The query string parser

The query string parser defines how the query string that is passed in request parameter q is parsed into Querqy’s internal query object model before rewriting the query and before turning it into a Lucene query.

It can be set using an element with name parser in the configuration:

<queryParser name="querqy" class="querqy.solr.DefaultQuerqyDismaxQParserPlugin">

  <str name="parser">querqy.parser.WhiteSpaceQuerqyParser</str>

  <!-- ... -->

</querqyParser>

The parser defines how the input is interpreted. The default parser, the WhiteSpaceQuerqyParser provides only a very minimal syntax:

  • Query tokens are delimited by whitespace

  • Tokens can be prefixed a -(token must not occur in matches) or a +(token must occur in matches)

This syntax should be sufficient for most use cases, especially for e-commerce search.

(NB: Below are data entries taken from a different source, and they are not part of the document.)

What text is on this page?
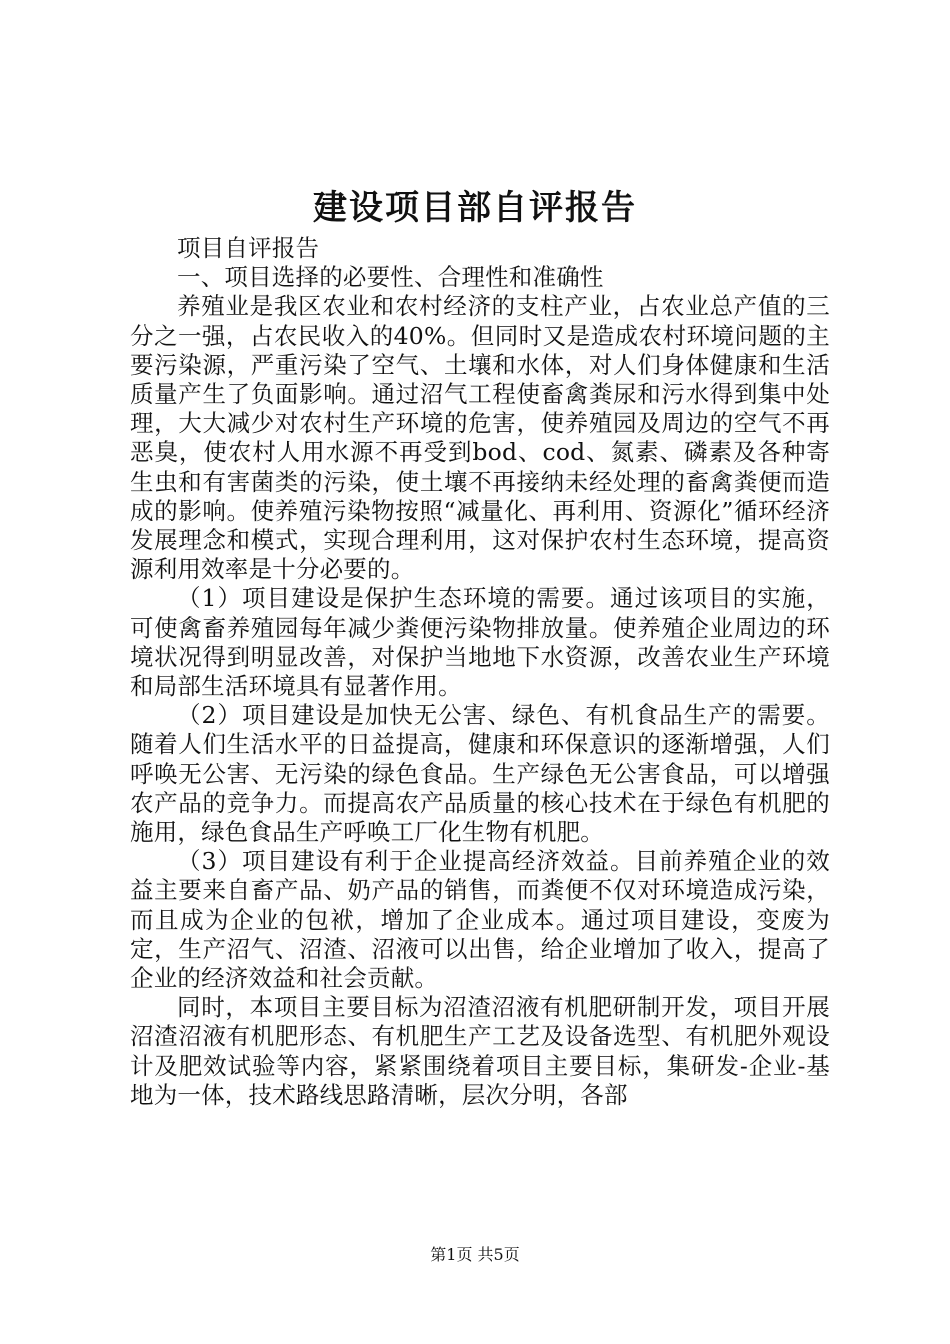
建设项目部自评报告

项目自评报告

一、项目选择的必要性、合理性和准确性

养殖业是我区农业和农村经济的支柱产业，占农业总产值的三分之一强，占农民收入的40%。但同时又是造成农村环境问题的主要污染源，严重污染了空气、土壤和水体，对人们身体健康和生活质量产生了负面影响。通过沼气工程使畜禽粪尿和污水得到集中处理，大大减少对农村生产环境的危害，使养殖园及周边的空气不再恶臭，使农村人用水源不再受到bod、cod、氮素、磷素及各种寄生虫和有害菌类的污染，使土壤不再接纳未经处理的畜禽粪便而造成的影响。使养殖污染物按照“减量化、再利用、资源化”循环经济发展理念和模式，实现合理利用，这对保护农村生态环境，提高资源利用效率是十分必要的。

（1）项目建设是保护生态环境的需要。通过该项目的实施，可使禽畜养殖园每年减少粪便污染物排放量。使养殖企业周边的环境状况得到明显改善，对保护当地地下水资源，改善农业生产环境和局部生活环境具有显著作用。

（2）项目建设是加快无公害、绿色、有机食品生产的需要。随着人们生活水平的日益提高，健康和环保意识的逐渐增强，人们呼唤无公害、无污染的绿色食品。生产绿色无公害食品，可以增强农产品的竞争力。而提高农产品质量的核心技术在于绿色有机肥的施用，绿色食品生产呼唤工厂化生物有机肥。

（3）项目建设有利于企业提高经济效益。目前养殖企业的效益主要来自畜产品、奶产品的销售，而粪便不仅对环境造成污染，而且成为企业的包袱，增加了企业成本。通过项目建设，变废为定，生产沼气、沼渣、沼液可以出售，给企业增加了收入，提高了企业的经济效益和社会贡献。

同时，本项目主要目标为沼渣沼液有机肥研制开发，项目开展沼渣沼液有机肥形态、有机肥生产工艺及设备选型、有机肥外观设计及肥效试验等内容，紧紧围绕着项目主要目标，集研发-企业-基地为一体，技术路线思路清晰，层次分明，各部

第1页 共5页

Note that this query parser has no option to express field names. You can configure a querqy.parser.FieldAwareWhiteSpaceQuerqyParser to allow for field names. However, this can reduce the applicability of query rewriters considerably.

You can implement your own query parser by implementing the querqy.parser.QuerqyParser interface. If your query parser needs more configuration options, you can provide it using a factory:

<queryParser name="querqy" class="querqy.solr.DefaultQuerqyDismaxQParserPlugin">

  <lst name="parser">
    <str name="factory">querqy.solr.MyQuerqyParserFactory</str>
    <str name="myConfProperty1">value 1</str>
    <int name="myConfProperty2">2</int>
  </lst>

  <!-- ... -->
</querqyParser>

The factory must implement querqy.solr.SolrQuerqyParserFactory. It will receive the configuration properties (‘myConfProperty1’/’myConfProperty2’) in a map parsed to its init method. Note that SolrQuerqyParserFactory.createParser() is called per request implying that QuerqyParsers are allowed to be stateful.